На том и порешили. Когда казаки начали было укладываться спать, дед Гриша ни поинтересовался у своей старухи:
— Слушай, Прасковья, ты шерсти набила?
— Да есть пары на четыре, Гришаня. — И вытолкнула ногой из-под лавки здоровый, казалось бы, неподъемный мешок, но он повиновался малейшему движению ее ноги, и было понятно, что в нем что-то легкое, воздушное. — Если еще нужно, так погоди, я тебе и на пятую пару перебью. Остальное в подклети, сам возьми. А может, сегодня не будешь? Все-таки гости в курене?

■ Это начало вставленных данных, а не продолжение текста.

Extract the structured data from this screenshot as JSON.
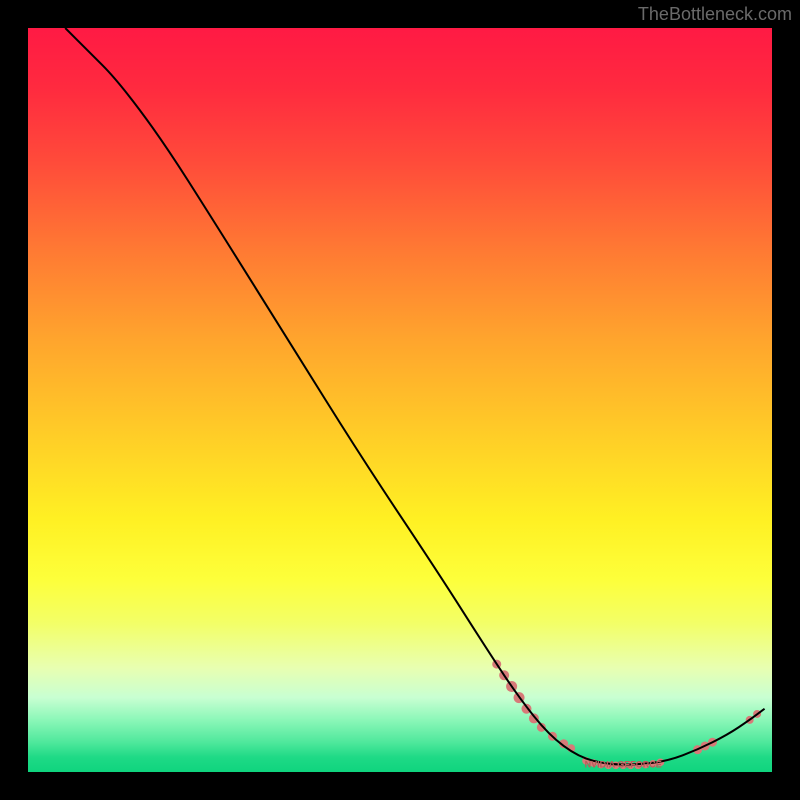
{
  "watermark": "TheBottleneck.com",
  "chart_data": {
    "type": "line",
    "title": "",
    "xlabel": "",
    "ylabel": "",
    "xlim": [
      0,
      100
    ],
    "ylim": [
      0,
      100
    ],
    "curve": [
      {
        "x": 5,
        "y": 100
      },
      {
        "x": 8,
        "y": 97
      },
      {
        "x": 12,
        "y": 93
      },
      {
        "x": 18,
        "y": 85
      },
      {
        "x": 25,
        "y": 74
      },
      {
        "x": 35,
        "y": 58
      },
      {
        "x": 45,
        "y": 42
      },
      {
        "x": 55,
        "y": 27
      },
      {
        "x": 62,
        "y": 16
      },
      {
        "x": 66,
        "y": 10
      },
      {
        "x": 70,
        "y": 5
      },
      {
        "x": 74,
        "y": 2
      },
      {
        "x": 78,
        "y": 1
      },
      {
        "x": 82,
        "y": 1
      },
      {
        "x": 86,
        "y": 1.5
      },
      {
        "x": 90,
        "y": 3
      },
      {
        "x": 94,
        "y": 5
      },
      {
        "x": 97,
        "y": 7
      },
      {
        "x": 99,
        "y": 8.5
      }
    ],
    "dot_clusters": [
      {
        "x": 63,
        "y": 14.5,
        "r": 4.5
      },
      {
        "x": 64,
        "y": 13,
        "r": 5
      },
      {
        "x": 65,
        "y": 11.5,
        "r": 5.5
      },
      {
        "x": 66,
        "y": 10,
        "r": 5.5
      },
      {
        "x": 67,
        "y": 8.5,
        "r": 5
      },
      {
        "x": 68,
        "y": 7.2,
        "r": 5
      },
      {
        "x": 69,
        "y": 6,
        "r": 4.5
      },
      {
        "x": 70.5,
        "y": 4.8,
        "r": 4.5
      },
      {
        "x": 72,
        "y": 3.8,
        "r": 4.5
      },
      {
        "x": 73,
        "y": 3.2,
        "r": 4
      },
      {
        "x": 75,
        "y": 1.5,
        "r": 3.8
      },
      {
        "x": 76,
        "y": 1.2,
        "r": 3.8
      },
      {
        "x": 77,
        "y": 1.0,
        "r": 3.8
      },
      {
        "x": 78,
        "y": 0.9,
        "r": 3.8
      },
      {
        "x": 79,
        "y": 0.9,
        "r": 3.8
      },
      {
        "x": 80,
        "y": 0.9,
        "r": 3.8
      },
      {
        "x": 81,
        "y": 0.9,
        "r": 3.8
      },
      {
        "x": 82,
        "y": 0.9,
        "r": 3.8
      },
      {
        "x": 83,
        "y": 1.0,
        "r": 3.8
      },
      {
        "x": 84,
        "y": 1.1,
        "r": 3.8
      },
      {
        "x": 85,
        "y": 1.3,
        "r": 3.8
      },
      {
        "x": 90,
        "y": 3.0,
        "r": 4.5
      },
      {
        "x": 91,
        "y": 3.5,
        "r": 4.5
      },
      {
        "x": 92,
        "y": 4.0,
        "r": 4.5
      },
      {
        "x": 97,
        "y": 7.0,
        "r": 4
      },
      {
        "x": 98,
        "y": 7.8,
        "r": 4
      }
    ],
    "dot_cluster_label": {
      "text": "NVIDIA GEFORCE",
      "x": 80,
      "y": 1.0
    },
    "dot_color": "#d77a78",
    "curve_color": "#000000"
  }
}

— Дак что же, Прасковья, упускать такую возможность? Баня протоплена, воды там хватает, тепла тоже. Пока гостюшки дрыхнуть будут, я дело и сделаю, завтра отосплюсь. Настилать валенки ты будешь, али мне самому?
— Выстели, Гришаня, ты сам, а я к завтрему опару поставлю, хлебца испечем и себе и казакам в дорогу. Давно свеженького хлебца не ели? — ласково спросила старуха, глядя на Савелия Чуха.
— Давненько, бабуля, я уж дык и вкус забыл. А что это ты, батя, делать собираешься на ночь глядя? Уж не валенки ли валять? — повернулся он к Гришине.
— Точно, их, а ты что, знаком с этим ремеслом?
— Да как сказать, у меня батя вальщиком был. Это у него вроде забавы считалось. Однако и забава в хату копейку давала. У нас в семье шесть детей было, из них только я мужик, а остальные девки. А на них, как знаешь, земельный надел был не положен, так что цену рублю в хате знали. Коли дозволите, поглазею, как у вас валяют, поучусь.
— Да чему у нас учиться, сынок? В тайге живем, в кулак жнем, пню кланяемся, лопате молимся, — хитровато блеснул глазами дед, — коли не лень, пойдем.